On the flight back from South America last week, the airline was showing Yes Man, a film starring Jim Carrey. Left to my own devices, I rarely finish a movie, but I watched the first two-thirds of this one and thought it was great.

The premise of Yes Man is that a guy who usually says no to everything – requests from friends, growth opportunities at work, and so on – has to make a sudden switch where his default answer becomes yes to any request he encounters.

As he says yes instead of no, his life dramatically changes. He gives away money on the street, signs up for guitar lessons, talks a suicide jumper down from the ledge, and so on. Like most movies created by committee in Hollywood, it’s highly formulaic – but I liked the message: instead of saying no to opportunities, why not find a way to say yes?

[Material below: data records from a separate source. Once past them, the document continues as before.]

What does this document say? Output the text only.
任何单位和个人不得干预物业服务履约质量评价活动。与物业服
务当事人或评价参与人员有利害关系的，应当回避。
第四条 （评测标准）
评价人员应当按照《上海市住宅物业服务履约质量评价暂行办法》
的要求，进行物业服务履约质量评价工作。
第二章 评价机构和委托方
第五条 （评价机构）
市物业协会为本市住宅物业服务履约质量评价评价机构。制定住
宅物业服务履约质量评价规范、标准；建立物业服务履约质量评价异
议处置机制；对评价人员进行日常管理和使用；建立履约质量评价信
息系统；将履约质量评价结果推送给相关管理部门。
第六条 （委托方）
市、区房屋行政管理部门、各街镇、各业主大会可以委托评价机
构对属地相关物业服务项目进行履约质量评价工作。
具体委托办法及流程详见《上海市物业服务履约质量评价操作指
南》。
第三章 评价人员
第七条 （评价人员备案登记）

As powerful as that message is, however, I couldn’t help thinking about the vast majority of people who have gone to see that movie. The question I zeroed in on was, “What do you think most of those people thought and did after they left the theatre?”

Here’s my speculation. I think they thought to themselves:

“That was a nice movie. Jim Carrey is a good actor.”

And here’s what I think they did:

Absolutely nothing. As in, nothing different than before they saw the movie.

To them, the idea of saying yes to life is just a movie. That’s why movies like Yes Man are so popular: they offer a Cinderella fantasy for the practitioners of life avoidance. It falls in the same alternative universe as Spiderman – a good world to be immersed in for 109 minutes, but none of it is real, right?

Part of me wants to grab these people as they leave the theatre: “Hey! What if it wasn’t just a movie? What if you really got up tomorrow and decided to live that way? This is your wake-up call!”

Of course, I know that wouldn’t go over well. Some people are comfortable with living vicariously through Hollywood. It’s an easy, safe, comfortable choice, and I’d rather preach to the choir than evangelize the unconverted.

***

In the Rock-Paper-Scissors game of life, every day we have endless choices. Door A or B, blue or red pill, etc. Here are a few suggestions:

1. Hope beats fear
2. Abundance beats scarcity
3. Yes beats no

A few years ago, I started saying yes to things. It wasn’t a gimmick like the movie, and I didn’t say yes to everything – but I went from looking for reasons to say no and started looking for ways to say yes.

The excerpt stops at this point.